2. Joint Demat Account

In case the demat account was a joint account, the second account holder succeeds to the ownership of the assets contained in the account. In this case, the following documents are required:

  1.       Transmission Request Form– This is the same form as required in the previous case. However, in the case of joint accounts, most DPs usually have a separate annexure that differs from the annexure required in the case of a nominee. You will need to fill up the correct annexure as provided by your DP.
  2.       Death Certificate – A copy of the death certificate duly signed by a notary or Gazetted Officer.
  3.       Client Master Report – The CMR of the joint account holders is required.

3. Single Owner and No Nominee Exists

How to transfer shares from one demat to another online in case of death the account of the deceased was singly operated and the deceased did not appoint any nominee? This is a slightly more complex case than the previous ones. To transfer shares from one demat to another in this the following documents will need to be submitted to the DP.

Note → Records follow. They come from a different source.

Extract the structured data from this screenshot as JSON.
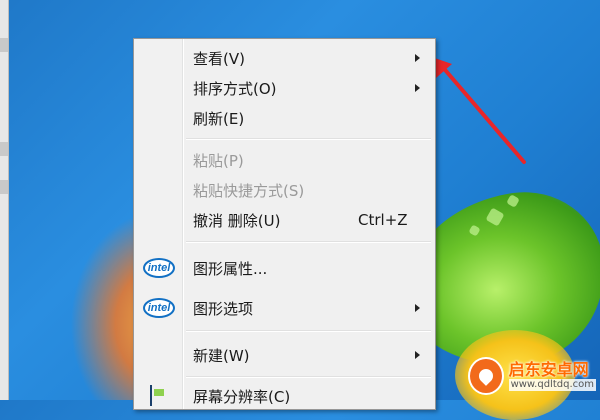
{
  "context_menu": {
    "items": [
      {
        "label": "查看(V)",
        "submenu": true,
        "enabled": true
      },
      {
        "label": "排序方式(O)",
        "submenu": true,
        "enabled": true
      },
      {
        "label": "刷新(E)",
        "submenu": false,
        "enabled": true
      },
      {
        "label": "粘贴(P)",
        "submenu": false,
        "enabled": false
      },
      {
        "label": "粘贴快捷方式(S)",
        "submenu": false,
        "enabled": false
      },
      {
        "label": "撤消 删除(U)",
        "shortcut": "Ctrl+Z",
        "submenu": false,
        "enabled": true
      },
      {
        "label": "图形属性...",
        "icon": "intel-icon",
        "submenu": false,
        "enabled": true
      },
      {
        "label": "图形选项",
        "icon": "intel-icon",
        "submenu": true,
        "enabled": true
      },
      {
        "label": "新建(W)",
        "submenu": true,
        "enabled": true
      },
      {
        "label": "屏幕分辨率(C)",
        "icon": "screen-resolution-icon",
        "submenu": false,
        "enabled": true
      }
    ],
    "intel_icon_text": "intel"
  },
  "watermark": {
    "title": "启东安卓网",
    "url": "www.qdltdq.com"
  },
  "colors": {
    "desktop_blue": "#1f78c8",
    "annotation_arrow": "#e8262a",
    "menu_bg": "#f0f0f0",
    "watermark_orange": "#ff6a00"
  }
}
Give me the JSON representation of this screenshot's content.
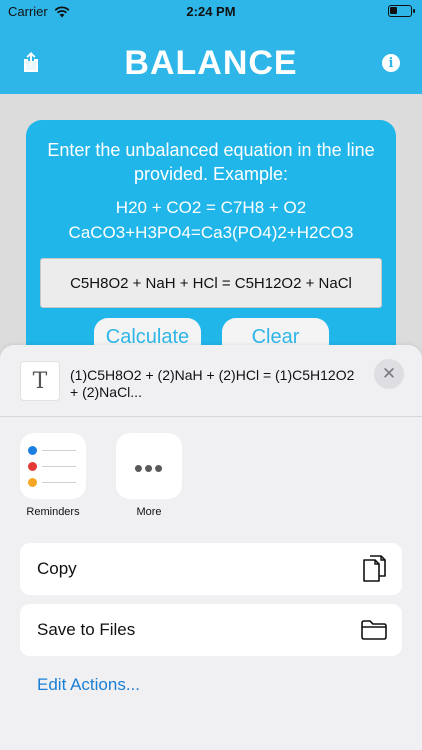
{
  "status_bar": {
    "carrier": "Carrier",
    "time": "2:24 PM",
    "wifi_icon": "wifi-icon",
    "battery_icon": "battery-icon"
  },
  "app": {
    "title": "BALANCE",
    "share_icon": "share-icon",
    "info_icon": "info-icon",
    "info_glyph": "i"
  },
  "card": {
    "instructions": "Enter the unbalanced equation in the line provided. Example:",
    "example_1": "H20 + CO2 = C7H8 + O2",
    "example_2": "CaCO3+H3PO4=Ca3(PO4)2+H2CO3",
    "equation_value": "C5H8O2 + NaH + HCl = C5H12O2 + NaCl",
    "calculate_label": "Calculate",
    "clear_label": "Clear"
  },
  "share_sheet": {
    "preview_text": "(1)C5H8O2 + (2)NaH + (2)HCl = (1)C5H12O2 + (2)NaCl...",
    "thumb_glyph": "T",
    "close_glyph": "✕",
    "apps": [
      {
        "label": "Reminders",
        "icon": "reminders-icon"
      },
      {
        "label": "More",
        "icon": "more-icon",
        "glyph": "•••"
      }
    ],
    "actions": [
      {
        "label": "Copy",
        "icon": "copy-icon"
      },
      {
        "label": "Save to Files",
        "icon": "folder-icon"
      }
    ],
    "edit_actions_label": "Edit Actions..."
  },
  "colors": {
    "accent": "#2fb6e8",
    "card": "#21b6ea",
    "link": "#1a7fd6"
  }
}
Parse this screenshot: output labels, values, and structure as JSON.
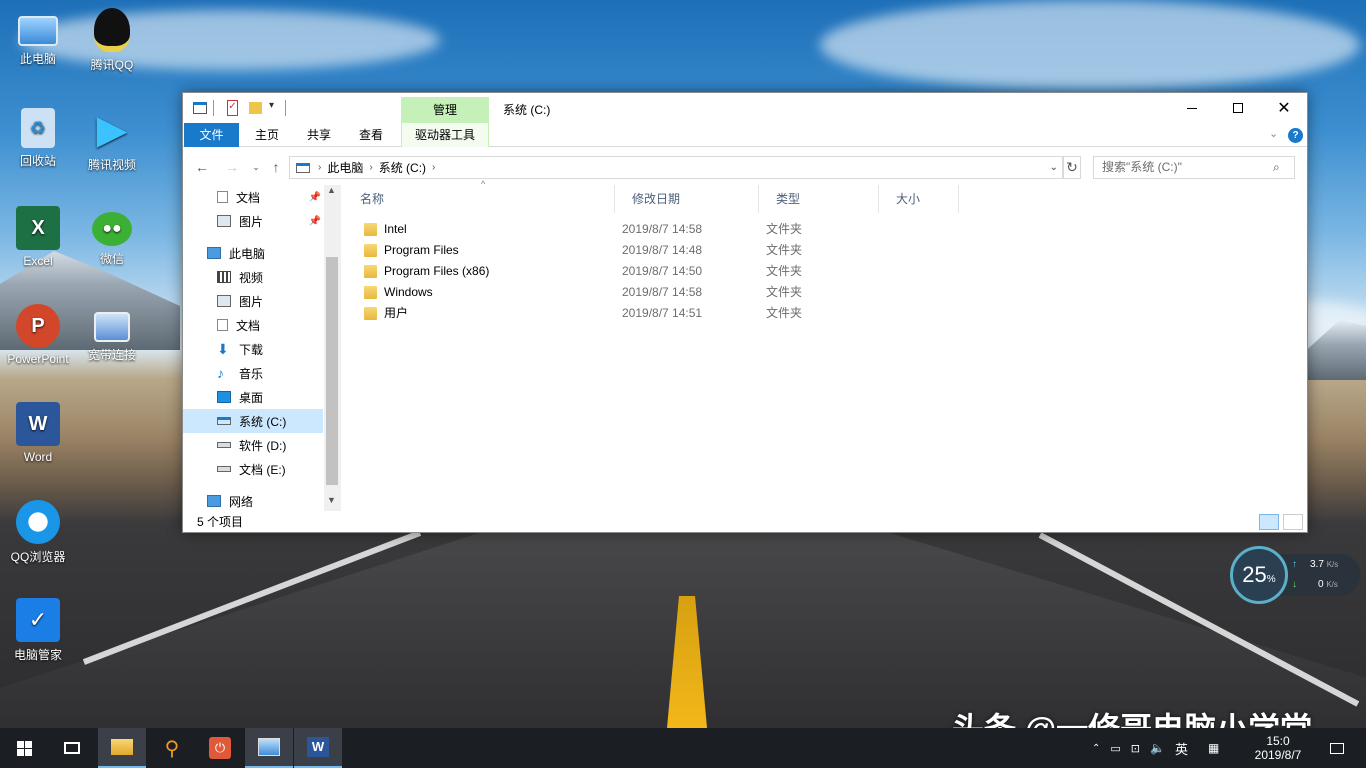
{
  "desktop": {
    "icons": [
      {
        "label": "此电脑",
        "icon": "computer-icon",
        "color": "#4a9be0"
      },
      {
        "label": "腾讯QQ",
        "icon": "qq-icon",
        "color": "#222222"
      },
      {
        "label": "回收站",
        "icon": "recycle-bin-icon",
        "color": "#d7e8f5"
      },
      {
        "label": "腾讯视频",
        "icon": "tencent-video-icon",
        "color": "#2fb0ff"
      },
      {
        "label": "Excel",
        "icon": "excel-icon",
        "color": "#1d7044"
      },
      {
        "label": "微信",
        "icon": "wechat-icon",
        "color": "#3cb034"
      },
      {
        "label": "PowerPoint",
        "icon": "powerpoint-icon",
        "color": "#d2472a"
      },
      {
        "label": "宽带连接",
        "icon": "broadband-icon",
        "color": "#5b8fd6"
      },
      {
        "label": "Word",
        "icon": "word-icon",
        "color": "#2b579a"
      },
      {
        "label": "QQ浏览器",
        "icon": "qq-browser-icon",
        "color": "#1a96e8"
      },
      {
        "label": "电脑管家",
        "icon": "pc-manager-icon",
        "color": "#1a7ee6"
      }
    ],
    "excel_letter": "X",
    "ppt_letter": "P",
    "word_letter": "W"
  },
  "explorer": {
    "context_tab": "管理",
    "title": "系统 (C:)",
    "ribbon_tabs": [
      "文件",
      "主页",
      "共享",
      "查看"
    ],
    "context_ribbon_tab": "驱动器工具",
    "address": {
      "root": "此电脑",
      "current": "系统 (C:)"
    },
    "search_placeholder": "搜索\"系统 (C:)\"",
    "nav": {
      "quick": [
        "文档",
        "图片"
      ],
      "this_pc": "此电脑",
      "pc_items": [
        "视频",
        "图片",
        "文档",
        "下载",
        "音乐",
        "桌面",
        "系统 (C:)",
        "软件 (D:)",
        "文档 (E:)"
      ],
      "network": "网络"
    },
    "columns": [
      "名称",
      "修改日期",
      "类型",
      "大小"
    ],
    "files": [
      {
        "name": "Intel",
        "date": "2019/8/7 14:58",
        "type": "文件夹"
      },
      {
        "name": "Program Files",
        "date": "2019/8/7 14:48",
        "type": "文件夹"
      },
      {
        "name": "Program Files (x86)",
        "date": "2019/8/7 14:50",
        "type": "文件夹"
      },
      {
        "name": "Windows",
        "date": "2019/8/7 14:58",
        "type": "文件夹"
      },
      {
        "name": "用户",
        "date": "2019/8/7 14:51",
        "type": "文件夹"
      }
    ],
    "status": "5 个项目"
  },
  "net_widget": {
    "percent": "25",
    "percent_sign": "%",
    "up": "3.7",
    "down": "0",
    "unit": "K/s"
  },
  "watermark": "头条 @一修哥电脑小学堂",
  "taskbar": {
    "ime": "英",
    "time": "15:0",
    "date": "2019/8/7"
  }
}
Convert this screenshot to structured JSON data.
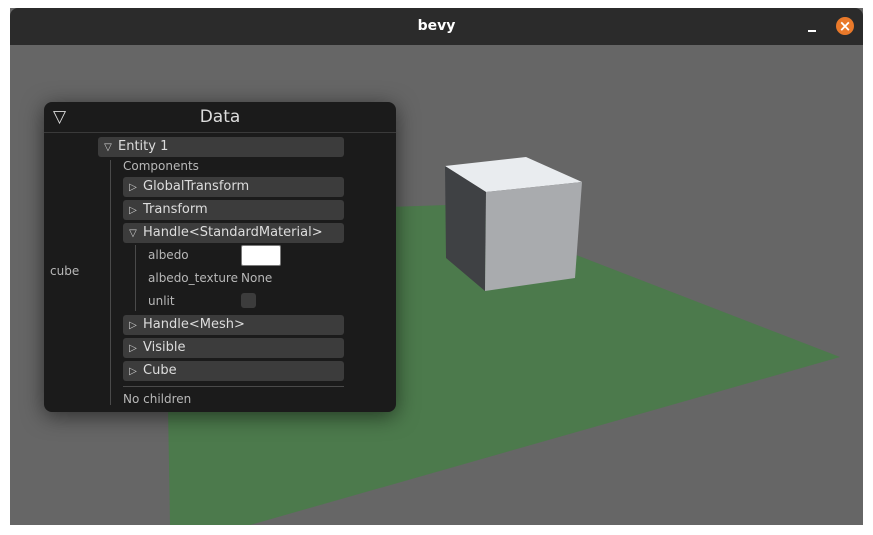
{
  "window": {
    "title": "bevy",
    "minimize_symbol": "–",
    "close_symbol": "×",
    "colors": {
      "titlebar": "#2b2b2b",
      "background": "#666666",
      "ground": "#4c7a4c",
      "close_button": "#e9792a"
    }
  },
  "panel": {
    "title": "Data",
    "collapse_icon": "▽",
    "entity_label": "cube",
    "entity": {
      "arrow": "▽",
      "label": "Entity 1"
    },
    "components_label": "Components",
    "components": [
      {
        "arrow": "▷",
        "label": "GlobalTransform"
      },
      {
        "arrow": "▷",
        "label": "Transform"
      },
      {
        "arrow": "▽",
        "label": "Handle<StandardMaterial>"
      },
      {
        "arrow": "▷",
        "label": "Handle<Mesh>"
      },
      {
        "arrow": "▷",
        "label": "Visible"
      },
      {
        "arrow": "▷",
        "label": "Cube"
      }
    ],
    "material_fields": {
      "albedo_label": "albedo",
      "albedo_color": "#ffffff",
      "albedo_texture_label": "albedo_texture",
      "albedo_texture_value": "None",
      "unlit_label": "unlit",
      "unlit_checked": false
    },
    "children_label": "No children"
  }
}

  1. Transmission Request Form – Just as in the previous two cases, the transmission request form, duly filled is needed.
  2. Death Certificate – A copy of the death certificate duly attested by a notary or Gazetted Officer is needed to be submitted along with the Transmission Request Form.
  3. In addition to the above two, any one of the following documents is needed:
  • Letter of Indemnity – A letter of indemnity is a legal declaration that the person mentioned in the letter is the legal heir of the deceased.  In this case, the letter needs to be executed on non-judicial paper and notarized by a notary.
  • Affidavit – An affidavit on non-judicial stamp paper stating that the applicant is the legal heir of the deceased, and thus the rightful claimant to the assets contained in the demat account can also be used. Such an affidavit needs to be duly notarized.
  • No-Objection Certificate – This is needed in case there are multiple legal heirs and one of them is the applicant. Such a NOC states that the other legal heirs have no objection to the securities contained in the demat account of the deceased being transmitted to the applicant.
  • Family Settlement Deed – A family settlement deed is useful whenever assets of the deceased need to be partitioned among the surviving heirs. In this case, where one needs to transfer shares from one demat to another, the family settlement deed can detail the appropriate partitioning of shares among the various surviving legal heirs.

Conclusion

It is important to know how to transfer shares from one demat account to another in case of the demise of the account holder. As seen from the previous sections, the process is much simpler in the case of joint accounts or in cases where the account holder has appointed a nominee. Appointing a nominee gives a clear statement on who is to succeed to the assets contained in the demat account in the event of the death of the account holder. Therefore, it is a good practice to appoint a nominee when opening a demat account to avoid hassles later on.